Finding Hope After Tragedy: Understanding Moral Injury
Without question, the recent church shootings in Charleston were unspeakably tragic. I hesitate to say there could ever be a "silver lining" to an event so heinous, but like the rest of the world I've been greatly inspired by the outpouring of love and support from the Charleston community and beyond directed toward the families of those murdered and the larger Mother Emanuel AME congregation.
Most poignant, though, were the healing words spoken in court by family members of the fallen, directed at the shooter. As reported by the Washington Post: "One by one, those who chose to speak at a bond hearing did not turn to anger. Instead, while he remained impassive, they offered him forgiveness and said they were praying for his soul, even as they described the pain of their losses. 'I forgive you,' Nadine Collier, the daughter of 70-year-old Ethel Lance, said at the hearing, her voice breaking with emotion. 'You took something very precious from me. I will never talk to her again. I will never, ever hold her again. But I forgive you. And have mercy on your soul.'"

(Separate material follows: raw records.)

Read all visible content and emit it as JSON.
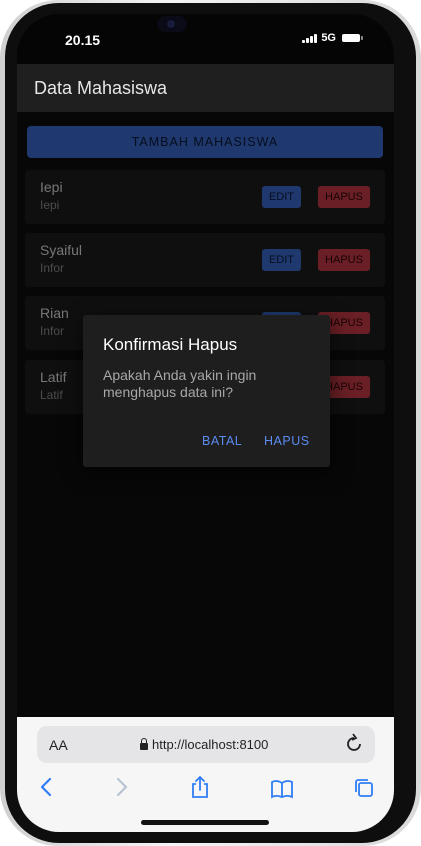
{
  "status": {
    "time": "20.15",
    "network": "5G"
  },
  "header": {
    "title": "Data Mahasiswa"
  },
  "add_button": {
    "label": "TAMBAH MAHASISWA"
  },
  "students": [
    {
      "name": "Iepi",
      "sub": "Iepi"
    },
    {
      "name": "Syaiful",
      "sub": "Infor"
    },
    {
      "name": "Rian",
      "sub": "Infor"
    },
    {
      "name": "Latif",
      "sub": "Latif"
    }
  ],
  "row_buttons": {
    "edit": "EDIT",
    "delete": "HAPUS"
  },
  "dialog": {
    "title": "Konfirmasi Hapus",
    "message": "Apakah Anda yakin ingin menghapus data ini?",
    "cancel": "BATAL",
    "confirm": "HAPUS"
  },
  "browser": {
    "text_size": "AA",
    "url": "http://localhost:8100"
  },
  "colors": {
    "primary": "#3a66c8",
    "danger": "#c03a44",
    "dialog_action": "#5b8bf0"
  },
  "icons": [
    "back-icon",
    "forward-icon",
    "share-icon",
    "bookmarks-icon",
    "tabs-icon",
    "reload-icon",
    "lock-icon"
  ]
}
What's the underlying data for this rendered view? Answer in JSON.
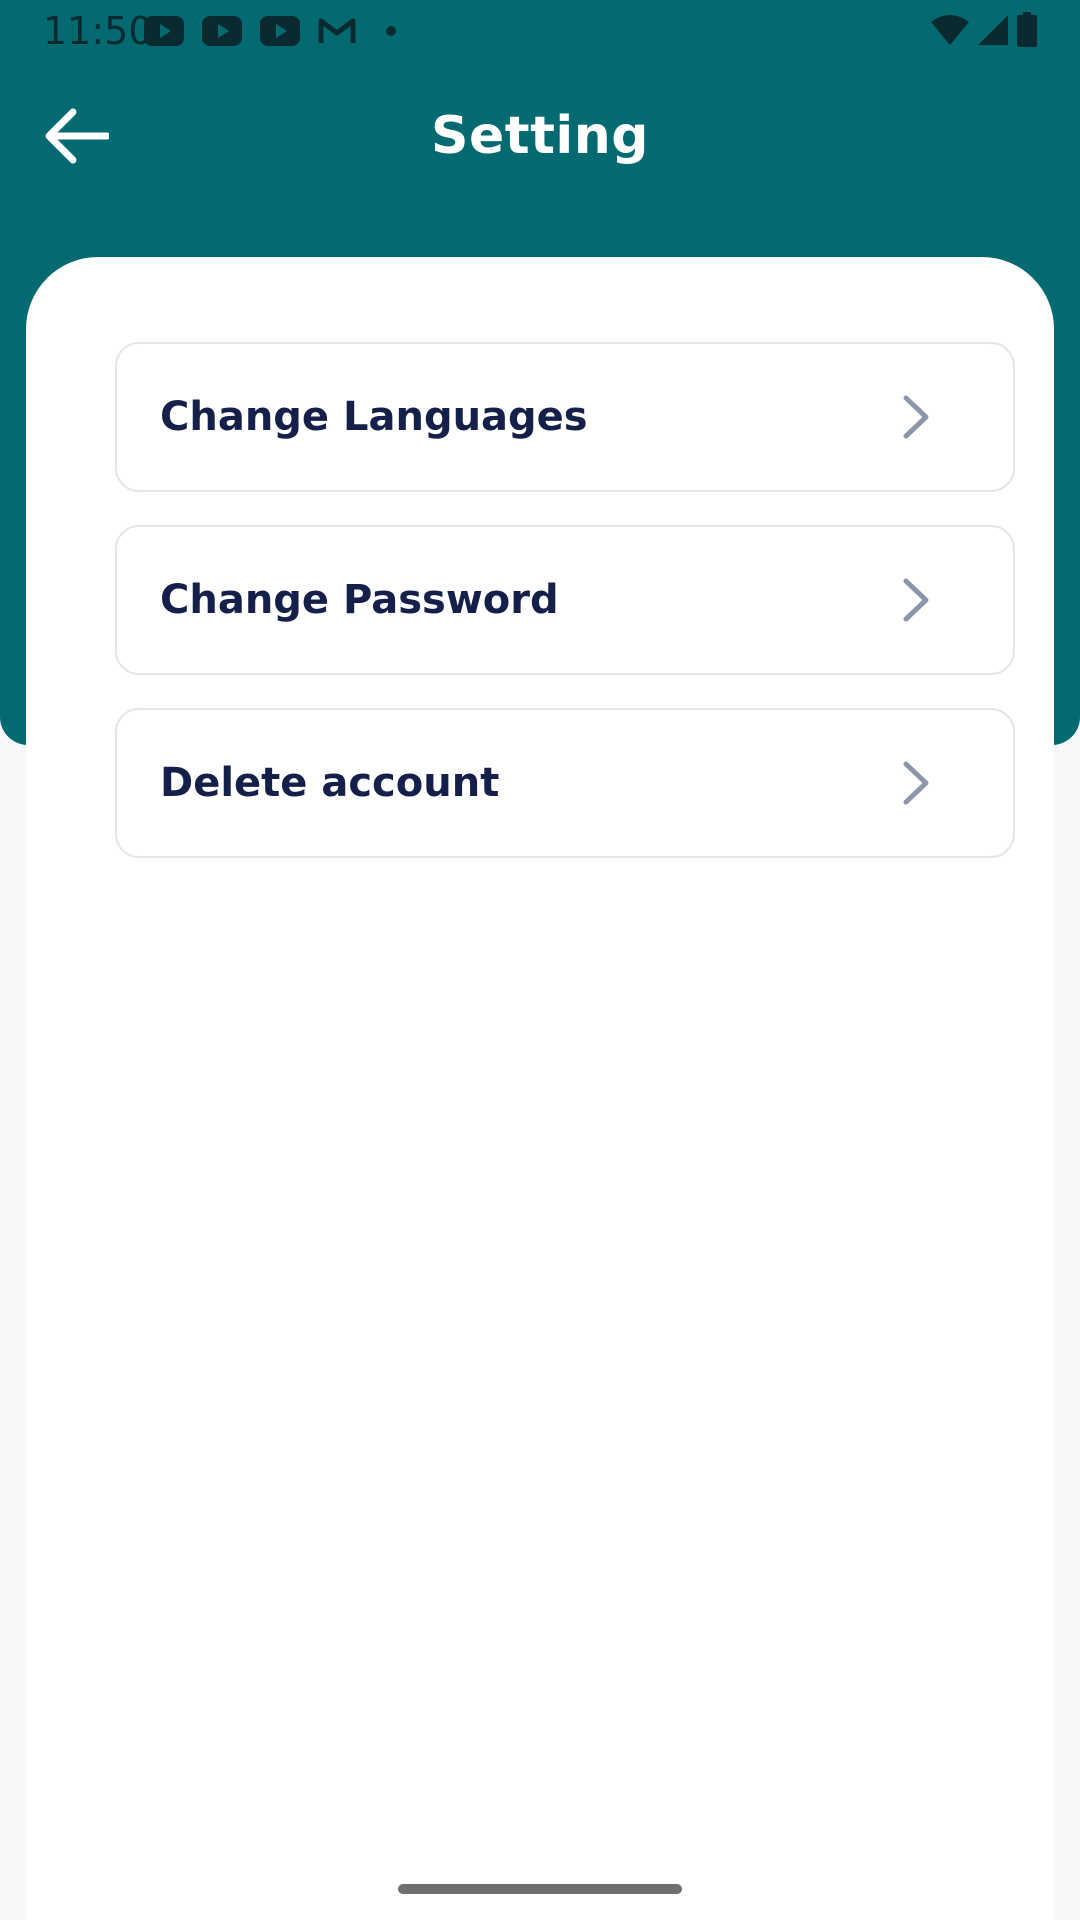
{
  "status_bar": {
    "time": "11:50",
    "notification_icons": [
      "youtube-icon",
      "youtube-icon",
      "youtube-icon",
      "gmail-icon",
      "dot-icon"
    ],
    "system_icons": [
      "wifi-icon",
      "cellular-signal-icon",
      "battery-icon"
    ]
  },
  "header": {
    "title": "Setting",
    "back_icon": "arrow-left-icon",
    "color": "#026a70"
  },
  "menu": {
    "items": [
      {
        "label": "Change Languages",
        "icon": "chevron-right-icon"
      },
      {
        "label": "Change Password",
        "icon": "chevron-right-icon"
      },
      {
        "label": "Delete account",
        "icon": "chevron-right-icon"
      }
    ]
  },
  "colors": {
    "primary": "#026a70",
    "label_text": "#14204a",
    "chevron": "#8c96ab",
    "item_border": "#e4e6ea"
  }
}
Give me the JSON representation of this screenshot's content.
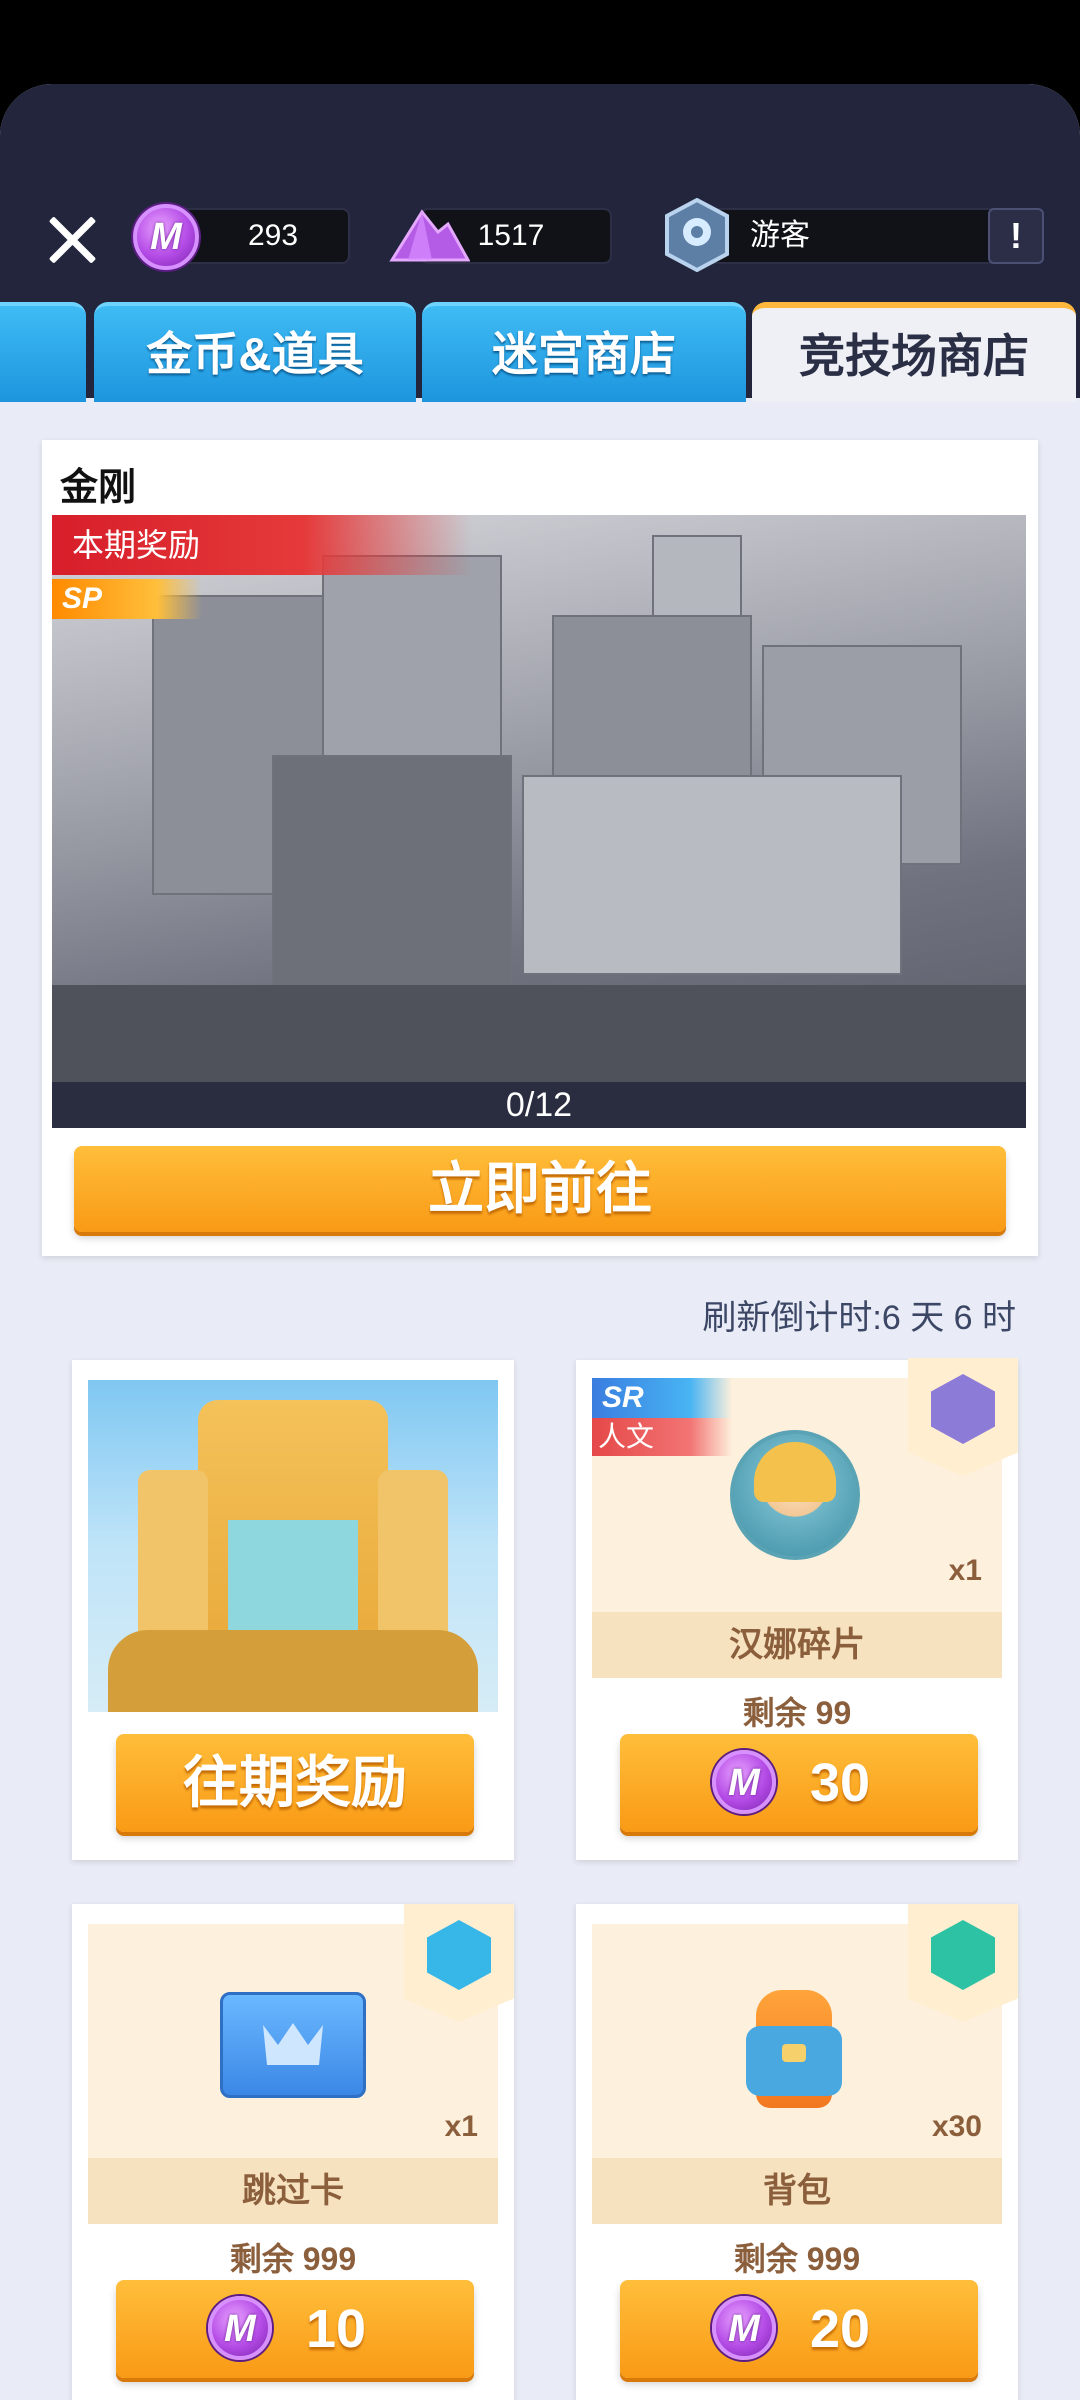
{
  "header": {
    "currency_m": "293",
    "currency_crystal": "1517",
    "player": "游客",
    "info_icon": "!"
  },
  "tabs": [
    {
      "label": ""
    },
    {
      "label": "金币&道具"
    },
    {
      "label": "迷宫商店"
    },
    {
      "label": "竞技场商店"
    }
  ],
  "hero": {
    "title": "金刚",
    "ribbon": "本期奖励",
    "rarity": "SP",
    "progress": "0/12",
    "progress_fraction": 0,
    "go_button": "立即前往"
  },
  "refresh_text": "刷新倒计时:6 天 6 时",
  "past_rewards_button": "往期奖励",
  "items": [
    {
      "rarity": "SR",
      "category": "人文",
      "name": "汉娜碎片",
      "qty": "x1",
      "remain": "剩余 99",
      "price": "30",
      "icon": "hanna-portrait-icon",
      "tag_color": "#8d7bd8"
    },
    {
      "name": "跳过卡",
      "qty": "x1",
      "remain": "剩余 999",
      "price": "10",
      "icon": "skip-card-icon",
      "tag_color": "#37b6e8"
    },
    {
      "name": "背包",
      "qty": "x30",
      "remain": "剩余 999",
      "price": "20",
      "icon": "backpack-icon",
      "tag_color": "#2ec2a4"
    }
  ]
}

People experiencing extreme emotional trauma express their feelings in a wide variety of ways. Some respond with anger and dysfunctional or self-destructive behavior. Others turn to their faith and search for the spiritual strength to pull themselves out of the darkness. Forgiveness often can be hard to find – not only forgiveness for the one who caused the pain, but also for one's self. Grieving people often feel a great deal of personal guilt. Could they have done more to prevent the tragedy, they wonder? Were things left unresolved with the person now departed? Why were they taken and not me?
This sort of "moral injury" is something we at Volunteers of America see all the time among people we serve. Typically, these are not relatives of people who were murdered, but rather veterans still recovering from the horrors of war, or caretakers for a parent suffering from Alzheimer's who feel helpless to prevent their loved one's suffering. It is often easier for these people to forgive others than to forgive themselves for all the things they are unable to do. In our efforts to care for America's most vulnerable, we must focus not only on people's immediate problems like homelessness or hunger, but also on the underlying spiritual challenges that prevent them from living happy, successful lives. It is only after they confront pain or trauma from the past, and learn to forgive themselves, that people can truly thrive.